Sistem pelelangan barang yang dikuasai Negara hampir sama dengan barang yang dianggap tidak dikuasai. Namun, untuk hasil lelang akan disimpan dan menunggu keputusan Menteri atau untuk alat bukti persidangan. Pemilik dapat mengajukan keberatan kepada Menteri dalam jangka waktu 30 hari sejak adanya pemberitahuan oleh pejabat bea cukai dengan alasan dan bukti yang kuat. Setelah permohonan keberatan diterima, dalam jangka waktu 90 hari ditetapkan jika tidak terdapat pelanggaran maka barang atau sarana pengangkut yang dikuasai Negara dapat dikembalikan kepada pemilik. Namun, jika ternyata terbukti adanya pelanggaran maka ketentuannya akan dibahas lebih lanjut dalam undang-undang kepabeanan. Keputusan yang nantinya dikeluarkan oleh menteri akan dibeitahukan kepada pemilik barang dan Direktur Jenderal. Jika dalam jangka waktu 90 hari Menteri tidak memberikan tanggapan maka permohonan keberatan dianggap diterima.
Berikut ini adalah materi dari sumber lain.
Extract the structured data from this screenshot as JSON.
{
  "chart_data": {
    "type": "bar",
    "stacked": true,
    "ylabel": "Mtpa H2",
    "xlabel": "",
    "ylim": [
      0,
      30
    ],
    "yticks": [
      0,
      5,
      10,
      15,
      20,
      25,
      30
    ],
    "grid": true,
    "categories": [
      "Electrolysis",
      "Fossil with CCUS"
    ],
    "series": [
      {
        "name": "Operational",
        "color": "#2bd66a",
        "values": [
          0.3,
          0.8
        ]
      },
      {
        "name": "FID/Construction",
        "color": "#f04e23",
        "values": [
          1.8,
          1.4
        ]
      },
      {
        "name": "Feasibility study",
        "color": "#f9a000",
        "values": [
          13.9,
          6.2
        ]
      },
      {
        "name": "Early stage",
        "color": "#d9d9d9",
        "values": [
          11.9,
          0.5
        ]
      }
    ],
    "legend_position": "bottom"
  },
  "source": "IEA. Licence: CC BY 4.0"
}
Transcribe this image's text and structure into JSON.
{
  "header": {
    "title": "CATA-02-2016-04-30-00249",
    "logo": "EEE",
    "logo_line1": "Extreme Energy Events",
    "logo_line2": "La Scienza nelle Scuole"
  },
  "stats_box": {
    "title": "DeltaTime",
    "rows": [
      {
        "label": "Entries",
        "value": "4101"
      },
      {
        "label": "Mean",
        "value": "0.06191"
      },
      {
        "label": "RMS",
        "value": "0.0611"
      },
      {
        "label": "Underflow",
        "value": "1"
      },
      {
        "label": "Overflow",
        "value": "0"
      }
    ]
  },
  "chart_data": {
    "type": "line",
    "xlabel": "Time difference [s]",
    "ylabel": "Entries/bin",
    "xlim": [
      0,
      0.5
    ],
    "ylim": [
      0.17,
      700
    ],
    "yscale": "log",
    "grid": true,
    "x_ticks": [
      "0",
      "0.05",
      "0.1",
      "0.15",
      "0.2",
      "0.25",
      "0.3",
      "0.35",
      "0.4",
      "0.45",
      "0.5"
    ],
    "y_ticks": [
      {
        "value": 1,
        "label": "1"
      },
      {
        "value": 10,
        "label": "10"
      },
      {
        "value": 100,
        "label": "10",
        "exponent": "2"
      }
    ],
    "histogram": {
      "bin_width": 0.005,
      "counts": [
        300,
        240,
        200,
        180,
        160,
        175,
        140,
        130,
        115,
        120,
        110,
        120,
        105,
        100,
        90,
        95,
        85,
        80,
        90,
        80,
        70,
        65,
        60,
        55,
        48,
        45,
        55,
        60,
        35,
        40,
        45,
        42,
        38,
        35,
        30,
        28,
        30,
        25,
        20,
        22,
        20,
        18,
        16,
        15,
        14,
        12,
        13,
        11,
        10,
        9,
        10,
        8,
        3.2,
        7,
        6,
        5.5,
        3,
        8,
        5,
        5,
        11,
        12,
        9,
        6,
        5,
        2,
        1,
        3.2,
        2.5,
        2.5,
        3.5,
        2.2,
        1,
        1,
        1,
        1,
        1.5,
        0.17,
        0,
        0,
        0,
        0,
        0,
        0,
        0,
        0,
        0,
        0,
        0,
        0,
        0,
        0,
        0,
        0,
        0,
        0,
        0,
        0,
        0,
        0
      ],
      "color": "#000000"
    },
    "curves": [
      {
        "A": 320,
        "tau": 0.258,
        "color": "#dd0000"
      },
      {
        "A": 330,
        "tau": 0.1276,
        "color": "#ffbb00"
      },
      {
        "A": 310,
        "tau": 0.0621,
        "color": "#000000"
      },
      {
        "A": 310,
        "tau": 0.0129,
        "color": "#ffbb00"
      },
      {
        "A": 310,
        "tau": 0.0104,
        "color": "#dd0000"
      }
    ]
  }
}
BARANG YANG MENJADI MILIK NEGARA


Barang yang menjadi milik Negara antara lain; barang yang dilarang, barang yang dibatasi yang tidak diselesaikan pemiliknya dalam jangka waktu 60 hari sejak ditimbun di TPP, barang dan/atau sarana pengangkut dari tindak pidana yang pelakunya tidak dikenal, barang dan/atau sarana pengangkut yang ditegah dan tidak diselesaikan dalam jangka waktu 30 hari sejak pemberitahuan tertulis baik di kantor pabean atau ditujukan langsung kepada pemilik barang dan/atau sarana pengangkut, barang yang dilarang atau dibatasi yang tidak diberitahukan secara benar kepada pejabat bea cukai dan barang dan/atau sarana pengangkut yang berdasarkan putusan hakim dinyatakan dirampas untuk Negara. Barang-barang yang disebutkan tadi menjadi kekayaan Negara dan ditimbun di TPP dan penggunaannya diatur oleh Menteri Keuangan.

WEWENANG KEPABEANAN
Bagi setiap petugas bea dan cukai adalah suatu kewajiban dalam mengamankan hakhak Negara dalam hal pungutan yang dibebankan oleh Negara kepada pihak-pihak yang terlibat dalam impor-ekspor. Selain itu petugas bea dan cukai juga harus mengamankan Negara ini dari masuknya barang-barang yang sekiranya merugikan. Maka dari itu setiap petugas bea dan cukai dapat menggunakan berbagai macam upaya untuk melaksanakan tugasnya tersebut. Petugas bea dan cukai juga dapat dipersenjatai dengan senjata api dalam pelaksanaan tugasnya, namun ketentuan mengenai penggunaan senjata api sangatlah ketat diatur oleh Menteri sehingga penggunaannya sangat memperhatikan peraturan undang-undang yang berlaku. Selain pemeriksaan dan pengawasan terhadap barang, petugas bea dan cukai juga berkewajiban untuk memeriksa sarana pengangkut yang mengangkut barang tersebut. Ketika

menjalankan tugasnya dalam memeriksa sarana pengangkut di laut atau di sungai, petugas bea dan cukai bisa menggunakan kapal patroli yang disediakan oleh Direktorat Jenderal Bea dan Cukai yang dilengkapi sarana operasional atau sarana pengawasan seperti radio telekomunikasi dan radar. Dalam tiap kapal patroli dilengkapi juga dengan senjata api dengan maksud untuk berjaga-jaga dalam setiap pelaksanaan tugas pengawasan sarana pengangkut.